1 month from today, pray to God, I’ll have 1 solid year of sobriety.  It’s hard to believe but then…it’s not.  It’s been a battle hard-won.  Twenty-two years of head banging, inner conflict and torment.  Knowing the truth.  Trying to deny it. Work around it. Trick it.  Ignore it.

Anything but face it.

The powerlessness.  The unmanageability of my life although most of the time, I put on a pretty good show.

The wreckage.

The withering of my soul.

Oh yeah, there have been times when the blinders came off and moments where the truth sunk in- even a spirit of willingness.  Usually after a humiliation.  But the willingness came more from an attempt to redeem myself; in my own eyes as well as for those around me- a bargaining chip- an action originating in pride to soften the sting of idiocy.

The willingness was for the wrong reasons.

But now…everything has changed.

I have not had even one day of taking this sobriety for granted and I’m still in awe that I truly am a new creation.

Thanks be to God.

I’ve had an aversion to all things electronically social these past 3 or 4 months.  Kind of like I overdosed.
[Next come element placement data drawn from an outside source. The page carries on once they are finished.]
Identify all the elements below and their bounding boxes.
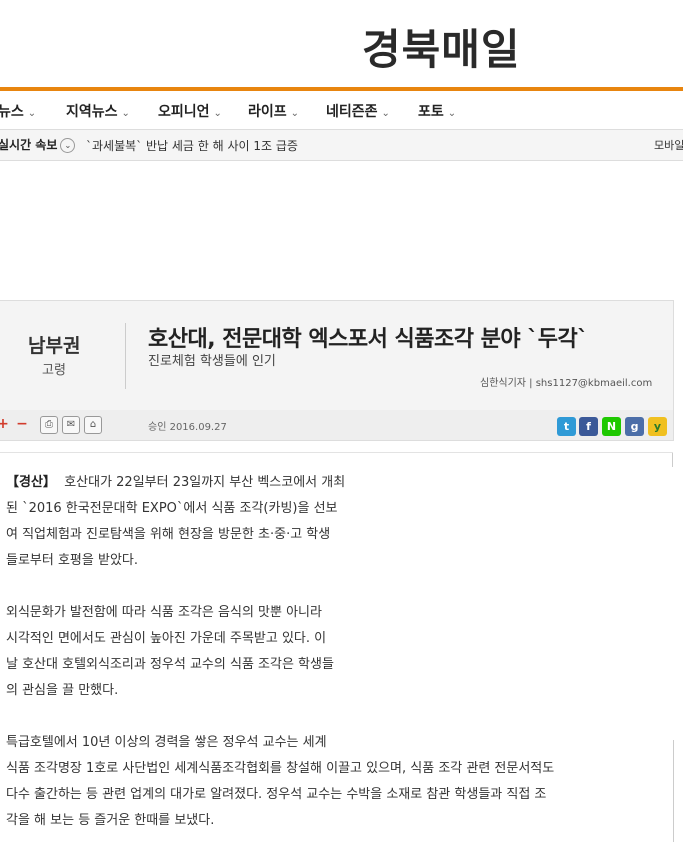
font-decrease-button[interactable]: − [15,417,29,431]
nav-item-photo[interactable]: 포토 ⌄ [418,101,456,121]
divider [125,323,126,389]
content-border [673,740,674,842]
paragraph-line-text: 호산대가 22일부터 23일까지 부산 벡스코에서 개최 [64,475,346,490]
nav-item-life[interactable]: 라이프 ⌄ [248,101,299,121]
paragraph-line: 여 직업체험과 진로탐색을 위해 현장을 방문한 초·중·고 학생 [6,527,331,542]
chevron-down-icon: ⌄ [381,108,390,119]
yozm-icon[interactable]: y [648,417,667,436]
article-byline[interactable]: 심한식기자 | shs1127@kbmaeil.com [480,374,652,389]
paragraph-line: 들로부터 호평을 받았다. [6,553,138,568]
mobile-link[interactable]: 모바일 [654,137,683,153]
article-body: 【경산】 호산대가 22일부터 23일까지 부산 벡스코에서 개최 된 `201… [6,470,656,860]
nav-item-local-news[interactable]: 지역뉴스 ⌄ [66,101,130,121]
nav-item-label: 오피니언 [158,104,210,120]
content-divider [0,452,673,453]
article-subheadline: 진로체험 학생들에 인기 [148,354,276,369]
google-icon[interactable]: g [625,417,644,436]
twitter-icon[interactable]: t [557,417,576,436]
nav-item-label: 라이프 [248,104,287,120]
paragraph-line: 의 관심을 끌 만했다. [6,683,119,698]
article-header: 남부권 고령 호산대, 전문대학 엑스포서 식품조각 분야 `두각` 진로체험 … [0,300,674,412]
paragraph-line: 된 `2016 한국전문대학 EXPO`에서 식품 조각(카빙)을 선보 [6,501,338,516]
chevron-down-icon: ⌄ [213,108,222,119]
facebook-icon[interactable]: f [579,417,598,436]
ticker-label: 실시간 속보 ⌄ [0,136,76,153]
naver-icon[interactable]: N [602,417,621,436]
article-section[interactable]: 남부권 [28,331,80,358]
nav-item-label: 포토 [418,104,444,120]
paragraph-line: 【경산】 호산대가 22일부터 23일까지 부산 벡스코에서 개최 [6,470,656,496]
ticker-label-text: 실시간 속보 [0,138,58,152]
nav-item-netizen[interactable]: 네티즌존 ⌄ [326,101,390,121]
main-nav: 뉴스 ⌄ 지역뉴스 ⌄ 오피니언 ⌄ 라이프 ⌄ 네티즌존 ⌄ 포토 ⌄ [0,91,683,130]
scrap-icon[interactable]: ⌂ [84,416,102,434]
paragraph-line: 다수 출간하는 등 관련 업계의 대가로 알려졌다. 정우석 교수는 수박을 소… [6,787,547,802]
font-increase-button[interactable]: + [0,417,10,431]
article-paragraph: 외식문화가 발전함에 따라 식품 조각은 음식의 맛뿐 아니라 시각적인 면에서… [6,600,656,704]
paragraph-line: 각을 해 보는 등 즐거운 한때를 보냈다. [6,813,215,828]
breaking-news-ticker: 실시간 속보 ⌄ `과세불복` 반납 세금 한 해 사이 1조 급증 모바일 [0,130,683,161]
nav-item-label: 네티즌존 [326,104,378,120]
article-headline: 호산대, 전문대학 엑스포서 식품조각 분야 `두각` [148,327,588,352]
chevron-down-icon: ⌄ [27,108,37,119]
nav-item-label: 지역뉴스 [66,104,118,120]
site-logo[interactable]: 경북매일 [362,16,521,77]
chevron-down-icon: ⌄ [121,108,130,119]
chevron-down-icon: ⌄ [290,108,300,119]
nav-item-opinion[interactable]: 오피니언 ⌄ [158,101,222,121]
chevron-down-icon[interactable]: ⌄ [60,138,76,153]
content-border [672,453,673,467]
paragraph-line: 식품 조각명장 1호로 사단법인 세계식품조각협회를 창설해 이끌고 있으며, … [6,761,555,776]
paragraph-line: 외식문화가 발전함에 따라 식품 조각은 음식의 맛뿐 아니라 [6,605,322,620]
ticker-headline-link[interactable]: `과세불복` 반납 세금 한 해 사이 1조 급증 [86,137,298,154]
published-date: 승인 2016.09.27 [148,422,227,433]
article-subsection[interactable]: 고령 [42,359,66,378]
paragraph-line: 특급호텔에서 10년 이상의 경력을 쌓은 정우석 교수는 세계 [6,735,327,750]
print-icon[interactable]: ⎙ [40,416,58,434]
nav-item-label: 뉴스 [0,104,24,120]
nav-item-news[interactable]: 뉴스 ⌄ [0,101,36,121]
article-dateline: 【경산】 [6,475,56,490]
paragraph-line: 시각적인 면에서도 관심이 높아진 가운데 주목받고 있다. 이 [6,631,327,646]
email-icon[interactable]: ✉ [62,416,80,434]
article-paragraph: 특급호텔에서 10년 이상의 경력을 쌓은 정우석 교수는 세계 식품 조각명장… [6,730,656,834]
article-toolbar: + − ⎙ ✉ ⌂ 승인 2016.09.27 t f N g y [0,410,674,441]
paragraph-line: 날 호산대 호텔외식조리과 정우석 교수의 식품 조각은 학생들 [6,657,334,672]
article-paragraph: 【경산】 호산대가 22일부터 23일까지 부산 벡스코에서 개최 된 `201… [6,470,656,574]
chevron-down-icon: ⌄ [447,108,457,119]
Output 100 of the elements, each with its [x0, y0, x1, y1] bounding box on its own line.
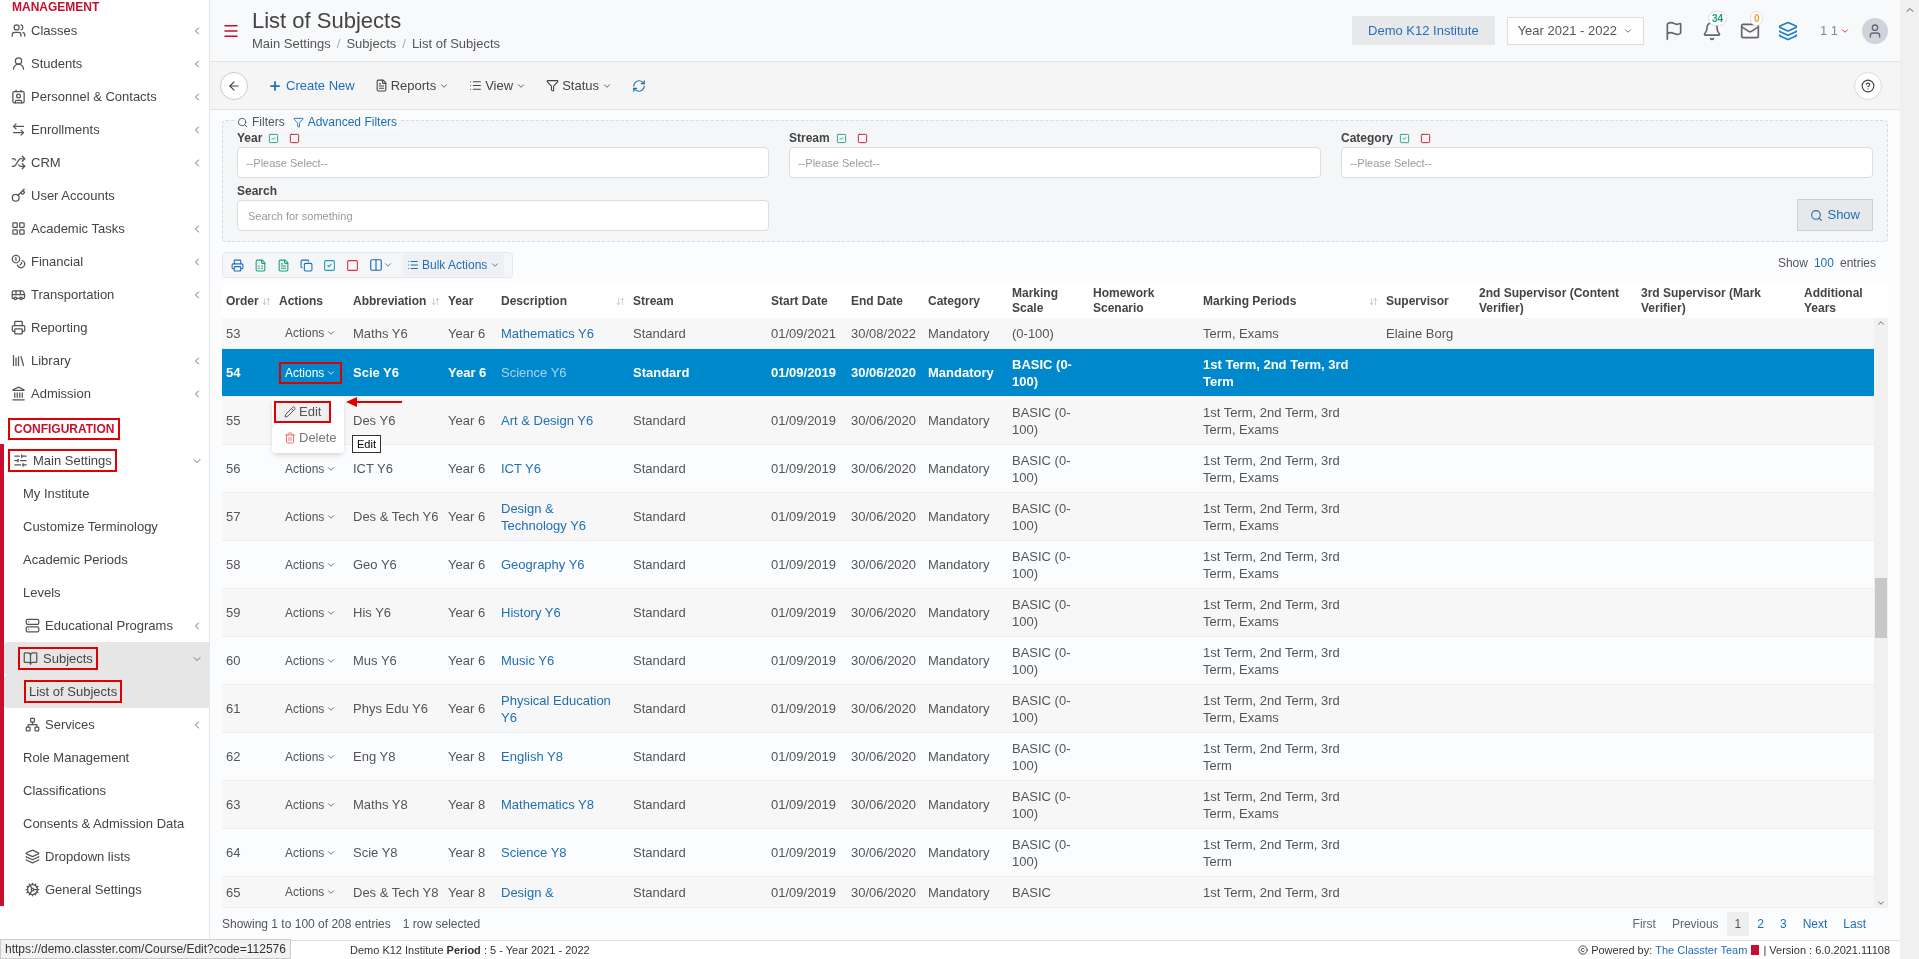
document-icon[interactable] — [277, 258, 290, 272]
sidebar-item[interactable]: Students — [6, 51, 88, 76]
pagination-link[interactable]: 1 — [1726, 912, 1750, 936]
actions-dropdown[interactable]: Actions — [279, 505, 343, 528]
sidebar-item[interactable]: Personnel & Contacts — [6, 84, 162, 109]
pagination-link[interactable]: 2 — [1749, 912, 1772, 936]
table-row[interactable]: 57 Actions Des & Tech Y6 Year 6 Design & Technology Y6 Standard 01/09/2019 30/06/2020 Mandatory BASIC (0-100) 1st Term, 2nd Term, 3rd Term, Exams — [222, 493, 1874, 541]
actions-dropdown[interactable]: Actions — [279, 745, 343, 768]
actions-dropdown[interactable]: Actions — [279, 601, 343, 624]
sidebar-item[interactable]: Classes — [6, 18, 83, 43]
actions-dropdown[interactable]: Actions — [279, 361, 343, 384]
column-header[interactable]: Year — [448, 293, 474, 309]
create-new-button[interactable]: Create New — [268, 75, 355, 96]
sort-icon[interactable] — [616, 296, 625, 306]
column-header[interactable]: 3rd Supervisor (Mark Verifier) — [1641, 286, 1796, 316]
subject-link[interactable]: History Y6 — [501, 604, 621, 621]
actions-dropdown[interactable]: Actions — [279, 457, 343, 480]
subject-link[interactable]: Physical Education Y6 — [501, 691, 621, 726]
pagination-link[interactable]: Previous — [1663, 912, 1727, 936]
column-header[interactable]: Supervisor — [1386, 293, 1449, 309]
column-header[interactable]: 2nd Supervisor (Content Verifier) — [1479, 286, 1633, 316]
actions-dropdown[interactable]: Actions — [279, 697, 343, 720]
clear-icon[interactable] — [856, 132, 868, 144]
sort-icon[interactable] — [262, 296, 271, 306]
sidebar-item[interactable]: Role Management — [18, 745, 135, 770]
sidebar-item[interactable]: Classifications — [18, 778, 112, 803]
toolbar-dropdown[interactable]: Reports — [374, 75, 450, 96]
bulk-actions-button[interactable]: Bulk Actions — [403, 254, 505, 276]
menu-item[interactable]: Edit — [274, 401, 332, 423]
back-button[interactable] — [220, 71, 248, 100]
table-scrollbar[interactable] — [1874, 318, 1888, 908]
column-header[interactable]: Actions — [279, 293, 323, 309]
column-header[interactable]: Marking Scale — [1012, 286, 1085, 316]
scroll-down-icon[interactable] — [1876, 898, 1886, 908]
page-size-select[interactable]: 100 — [1813, 254, 1834, 272]
sidebar-item[interactable]: CRM — [6, 150, 66, 175]
actions-dropdown[interactable]: Actions — [279, 793, 343, 816]
team-link[interactable]: The Classter Team — [1655, 941, 1748, 959]
institute-button[interactable]: Demo K12 Institute — [1352, 16, 1495, 45]
subject-link[interactable]: Music Y6 — [501, 652, 621, 669]
column-header[interactable]: Description — [501, 293, 567, 309]
subject-link[interactable]: Mathematics Y6 — [501, 324, 621, 342]
advanced-filters-link[interactable]: Advanced Filters — [307, 113, 398, 131]
toolbar-dropdown[interactable]: Status — [546, 75, 612, 96]
sidebar-item[interactable]: Transportation — [6, 282, 120, 307]
layers-icon[interactable] — [1777, 20, 1798, 41]
subject-link[interactable]: Design & — [501, 883, 621, 901]
page-scrollbar[interactable] — [1900, 0, 1919, 959]
select-all-icon[interactable] — [1399, 132, 1410, 144]
sidebar-item[interactable]: Levels — [18, 580, 66, 605]
sidebar-item[interactable]: Academic Periods — [18, 547, 133, 572]
actions-dropdown[interactable]: Actions — [279, 322, 343, 344]
sort-icon[interactable] — [1369, 296, 1378, 306]
sidebar-item[interactable]: Consents & Admission Data — [18, 811, 190, 836]
scroll-up-icon[interactable] — [1876, 318, 1886, 328]
sidebar-item[interactable]: Academic Tasks — [6, 216, 130, 241]
column-header[interactable]: Category — [928, 293, 980, 309]
sidebar-item[interactable]: My Institute — [18, 481, 95, 506]
column-header[interactable]: Marking Periods — [1203, 293, 1297, 309]
check-square-icon[interactable] — [323, 258, 336, 272]
clear-icon[interactable] — [289, 132, 301, 144]
actions-dropdown[interactable]: Actions — [279, 881, 343, 903]
sidebar-item[interactable]: General Settings — [20, 877, 147, 902]
sidebar-item[interactable]: Educational Programs — [20, 613, 178, 638]
actions-dropdown[interactable]: Actions — [279, 649, 343, 672]
sidebar-item[interactable]: Enrollments — [6, 117, 105, 142]
sidebar-item[interactable]: Library — [6, 348, 76, 373]
sidebar-item[interactable]: User Accounts — [6, 183, 120, 208]
breadcrumb-link[interactable]: List of Subjects — [411, 33, 501, 54]
sidebar-item[interactable]: Main Settings — [8, 448, 117, 473]
bell-icon[interactable] — [1701, 20, 1722, 41]
copy-icon[interactable] — [300, 258, 313, 272]
sidebar-item[interactable]: Financial — [6, 249, 89, 274]
filter-select[interactable]: --Please Select-- — [237, 147, 769, 178]
sidebar-item[interactable]: Admission — [6, 381, 96, 406]
sidebar-item[interactable]: List of Subjects — [24, 679, 123, 704]
sidebar-item[interactable]: Reporting — [6, 315, 93, 340]
pagination-link[interactable]: Last — [1835, 912, 1874, 936]
sidebar-item[interactable]: Subjects — [18, 646, 98, 671]
select-all-icon[interactable] — [268, 132, 280, 144]
breadcrumb-link[interactable]: Subjects — [346, 33, 397, 54]
pagination-link[interactable]: First — [1624, 912, 1664, 936]
subject-link[interactable]: English Y8 — [501, 748, 621, 765]
avatar[interactable] — [1862, 17, 1888, 44]
sort-icon[interactable] — [431, 296, 440, 306]
column-header[interactable]: Abbreviation — [353, 293, 427, 309]
sidebar-item[interactable]: Services — [20, 712, 100, 737]
search-field[interactable]: Search for something — [237, 200, 769, 231]
table-row[interactable]: 61 Actions Phys Edu Y6 Year 6 Physical Education Y6 Standard 01/09/2019 30/06/2020 Mandatory BASIC (0-100) 1st Term, 2nd Term, 3rd Term, Exams — [222, 685, 1874, 733]
select-all-icon[interactable] — [835, 132, 847, 144]
toolbar-dropdown[interactable]: View — [469, 75, 527, 96]
subject-link[interactable]: Design & Technology Y6 — [501, 499, 621, 534]
show-button[interactable]: Show — [1797, 199, 1873, 231]
column-header[interactable]: Stream — [633, 293, 674, 309]
year-select[interactable]: Year 2021 - 2022 — [1506, 16, 1644, 45]
pagination-link[interactable]: 3 — [1771, 912, 1795, 936]
table-row[interactable]: 65 Actions Des & Tech Y8 Year 8 Design & Standard 01/09/2019 30/06/2020 Mandatory BASIC 1st Term, 2nd Term, 3rd — [222, 877, 1874, 908]
help-button[interactable] — [1854, 71, 1882, 100]
sidebar-item[interactable]: Dropdown lists — [20, 844, 136, 869]
column-header[interactable]: End Date — [851, 293, 903, 309]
So, I’m unsure as to how long I will continue posting here on WTW.   While I do enjoy and derive great satisfaction from the finished product when I post, it’s a long and arduous process.  Perfectionism makes it way too time consuming.

But I don’t want to just disappear. I’ve spent most of my life doing just that and it’s a pattern of old behavior that needs to go.  And it leaves me feeling unsettled when others do the same.

While I suffer deeply for connection, it’s the thing I have always feared the most.

I used to love the A.A. saying “Live and let live”.  Most selfish people do.  We take it to mean “Ask  nothing of me and I’ll ask nothing of you”.  Perfect.

That’s not what it means.

Thank you to all my fellow bloggers (you know who you are) who have seen me through to this amazing point because while I give the glory to the Lord for my sobriety, He sent you, His angels, to me.